On my way back to the kids I drove to the site of the accident. There were huge skid marks, shattered pieces of plastic, shards of glass, and a piece of what was once our bumper. The tire tracks went right up on the sidewalk and threw the planter of dirt that had been behind the cement barrier that was shattered into crumbles. We don’t know exactly how the other car hit ours and from what direction since my husband blanked out for the entire accident, but we were told the whole thing was caught on video. I don’t care about the car. I'm not worried about the details of insurance, or lawyers. I don’t have it in me to be angry at the man who drank and caused the accident, but I wouldn’t go as far as my husband who feels bad for him. It is over now. What I do care about is that I almost lost my husband, again and I am so happy I didn’t.

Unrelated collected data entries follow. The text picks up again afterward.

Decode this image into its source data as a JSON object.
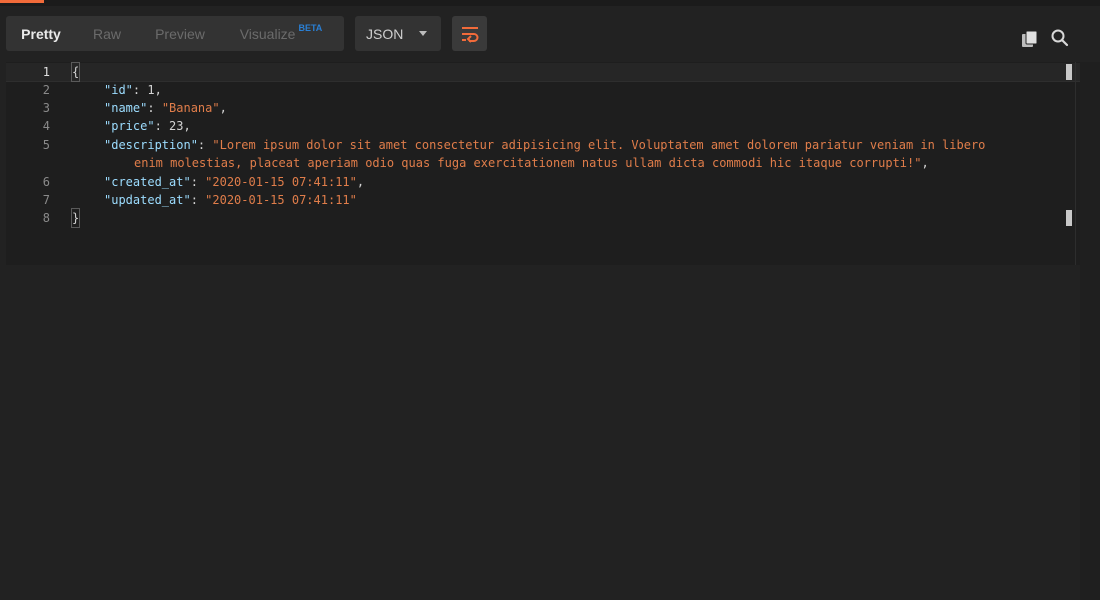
{
  "toolbar": {
    "view_tabs": [
      {
        "label": "Pretty",
        "active": true
      },
      {
        "label": "Raw",
        "active": false
      },
      {
        "label": "Preview",
        "active": false
      },
      {
        "label": "Visualize",
        "active": false
      }
    ],
    "beta_badge": "BETA",
    "format_select": "JSON",
    "icons": [
      "wrap-lines-icon",
      "copy-icon",
      "search-icon"
    ]
  },
  "editor": {
    "line_numbers": [
      "1",
      "2",
      "3",
      "4",
      "5",
      "",
      "6",
      "7",
      "8"
    ],
    "lines": {
      "l1": {
        "brace": "{"
      },
      "l2": {
        "key": "\"id\"",
        "sep": ": ",
        "value": "1",
        "end": ","
      },
      "l3": {
        "key": "\"name\"",
        "sep": ": ",
        "value": "\"Banana\"",
        "end": ","
      },
      "l4": {
        "key": "\"price\"",
        "sep": ": ",
        "value": "23",
        "end": ","
      },
      "l5": {
        "key": "\"description\"",
        "sep": ": ",
        "value": "\"Lorem ipsum dolor sit amet consectetur adipisicing elit. Voluptatem amet dolorem pariatur veniam in libero",
        "cont": "enim molestias, placeat aperiam odio quas fuga exercitationem natus ullam dicta commodi hic itaque corrupti!\"",
        "end": ","
      },
      "l6": {
        "key": "\"created_at\"",
        "sep": ": ",
        "value": "\"2020-01-15 07:41:11\"",
        "end": ","
      },
      "l7": {
        "key": "\"updated_at\"",
        "sep": ": ",
        "value": "\"2020-01-15 07:41:11\""
      },
      "l8": {
        "brace": "}"
      }
    }
  },
  "colors": {
    "accent": "#f26b3a",
    "json_key": "#9cdcfe",
    "json_string": "#e07d4a",
    "beta": "#2a7fd4"
  }
}
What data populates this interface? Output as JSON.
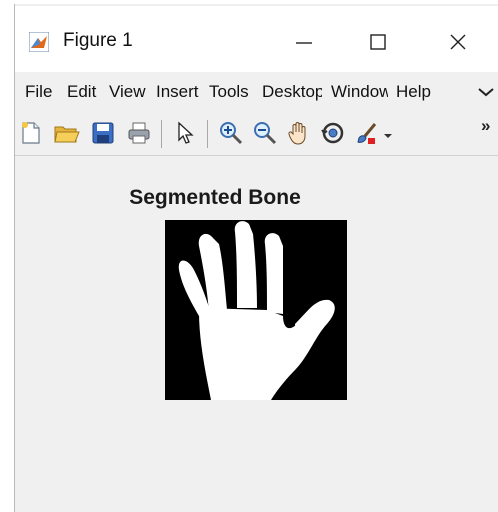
{
  "window": {
    "title": "Figure 1",
    "controls": {
      "minimize": "—",
      "maximize": "☐",
      "close": "✕"
    }
  },
  "menu": {
    "items": [
      {
        "label": "File"
      },
      {
        "label": "Edit"
      },
      {
        "label": "View"
      },
      {
        "label": "Insert"
      },
      {
        "label": "Tools"
      },
      {
        "label": "Desktop"
      },
      {
        "label": "Window"
      },
      {
        "label": "Help"
      }
    ]
  },
  "toolbar": {
    "icons": [
      "new-file-icon",
      "open-folder-icon",
      "save-icon",
      "print-icon",
      "pointer-icon",
      "zoom-in-icon",
      "zoom-out-icon",
      "pan-hand-icon",
      "rotate-3d-icon",
      "brush-icon"
    ],
    "overflow_label": "»"
  },
  "figure": {
    "axes_title": "Segmented Bone",
    "image_colors": {
      "background": "#000000",
      "foreground": "#ffffff"
    }
  },
  "colors": {
    "accent": "#3a7bd5",
    "window_bg": "#f0f0f0"
  }
}
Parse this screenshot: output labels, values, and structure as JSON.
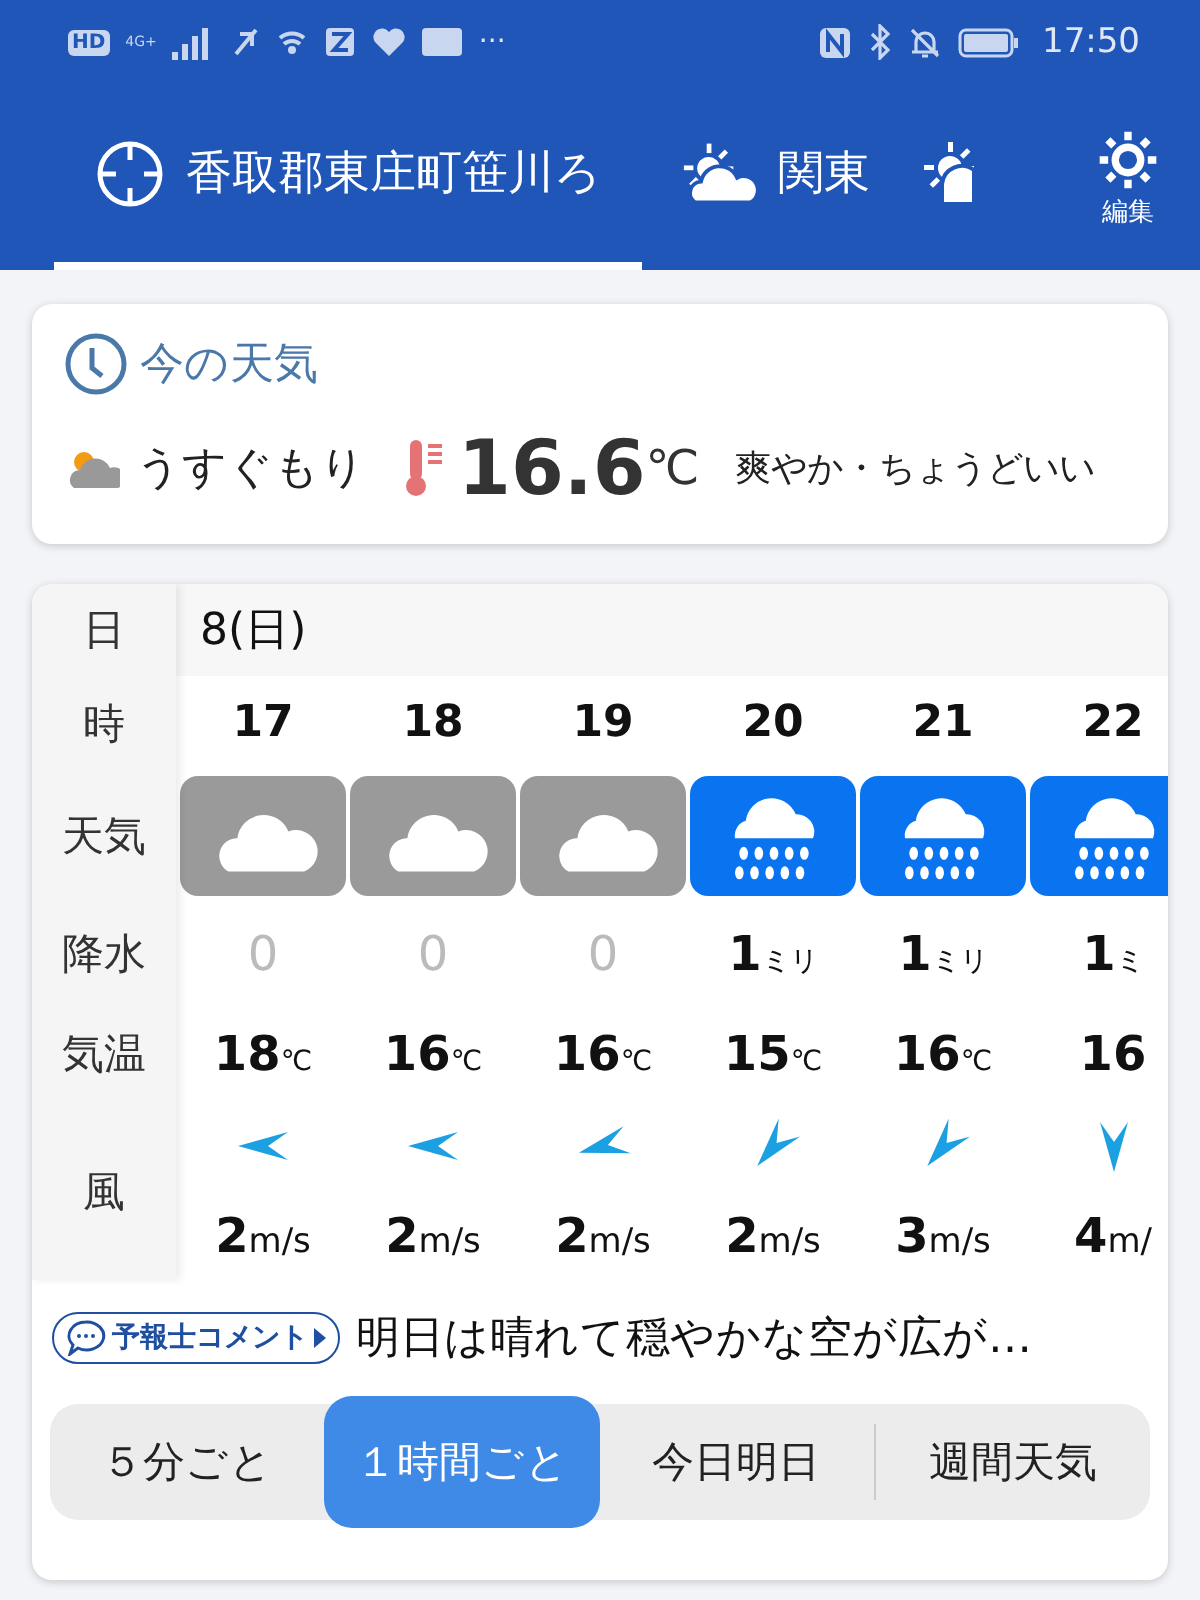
{
  "status_bar": {
    "badge": "HD",
    "network": "4G+",
    "more": "···",
    "time": "17:50"
  },
  "header": {
    "tabs": [
      {
        "kind": "location",
        "label": "香取郡東庄町笹川ろ",
        "selected": true
      },
      {
        "kind": "region",
        "label": "関東",
        "selected": false
      },
      {
        "kind": "partial",
        "selected": false
      }
    ],
    "settings_label": "編集"
  },
  "current": {
    "title": "今の天気",
    "condition": "うすぐもり",
    "temperature": "16.6",
    "unit": "℃",
    "feeling": "爽やか・ちょうどいい"
  },
  "forecast": {
    "row_labels": [
      "日",
      "時",
      "天気",
      "降水",
      "気温",
      "風"
    ],
    "day": "8(日)",
    "columns": [
      {
        "hour": "17",
        "weather": {
          "kind": "cloudy"
        },
        "precip": "0",
        "temp": "18",
        "temp_unit": "℃",
        "wind_arrow": {
          "kind": "east"
        },
        "wind": "2",
        "wind_unit": "m/s"
      },
      {
        "hour": "18",
        "weather": {
          "kind": "cloudy"
        },
        "precip": "0",
        "temp": "16",
        "temp_unit": "℃",
        "wind_arrow": {
          "kind": "east"
        },
        "wind": "2",
        "wind_unit": "m/s"
      },
      {
        "hour": "19",
        "weather": {
          "kind": "cloudy"
        },
        "precip": "0",
        "temp": "16",
        "temp_unit": "℃",
        "wind_arrow": {
          "kind": "eastnortheast"
        },
        "wind": "2",
        "wind_unit": "m/s"
      },
      {
        "hour": "20",
        "weather": {
          "kind": "rain"
        },
        "precip": "1",
        "precip_unit": "ミリ",
        "temp": "15",
        "temp_unit": "℃",
        "wind_arrow": {
          "kind": "northeast"
        },
        "wind": "2",
        "wind_unit": "m/s"
      },
      {
        "hour": "21",
        "weather": {
          "kind": "rain"
        },
        "precip": "1",
        "precip_unit": "ミリ",
        "temp": "16",
        "temp_unit": "℃",
        "wind_arrow": {
          "kind": "northeast"
        },
        "wind": "3",
        "wind_unit": "m/s"
      },
      {
        "hour": "22",
        "weather": {
          "kind": "rain"
        },
        "precip": "1",
        "precip_unit": "ミ",
        "temp": "16",
        "wind_arrow": {
          "kind": "north"
        },
        "wind": "4",
        "wind_unit": "m/"
      }
    ]
  },
  "comment": {
    "badge": "予報士コメント",
    "text": "明日は晴れて穏やかな空が広が…"
  },
  "modes": [
    {
      "label": "５分ごと",
      "selected": false
    },
    {
      "label": "１時間ごと",
      "selected": true
    },
    {
      "label": "今日明日",
      "selected": false
    },
    {
      "label": "週間天気",
      "selected": false
    }
  ]
}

When I drove from my house to the hospital I saw neighbors out walking their dogs and I was jealous of the simplicity of their evening. I thought about how long it has been since life has felt normal. Every time I reach for a piece of even a new normal, it slips from my fingertips. The next day my husband was home. He was checked and given the all-clear.
He was told to expect his head to ache for a few days and maybe his body too. I woke him every few hours as instructed to make sure he was okay. When I brought my kids home from school, my son asked for help with his math homework. My husband jumped at the chance to sit with him, and as I watched them both I felt the words “Thank you!” flow over me. Things may not be normal for a while, but if the four of us are together, then we can wait as long as it takes.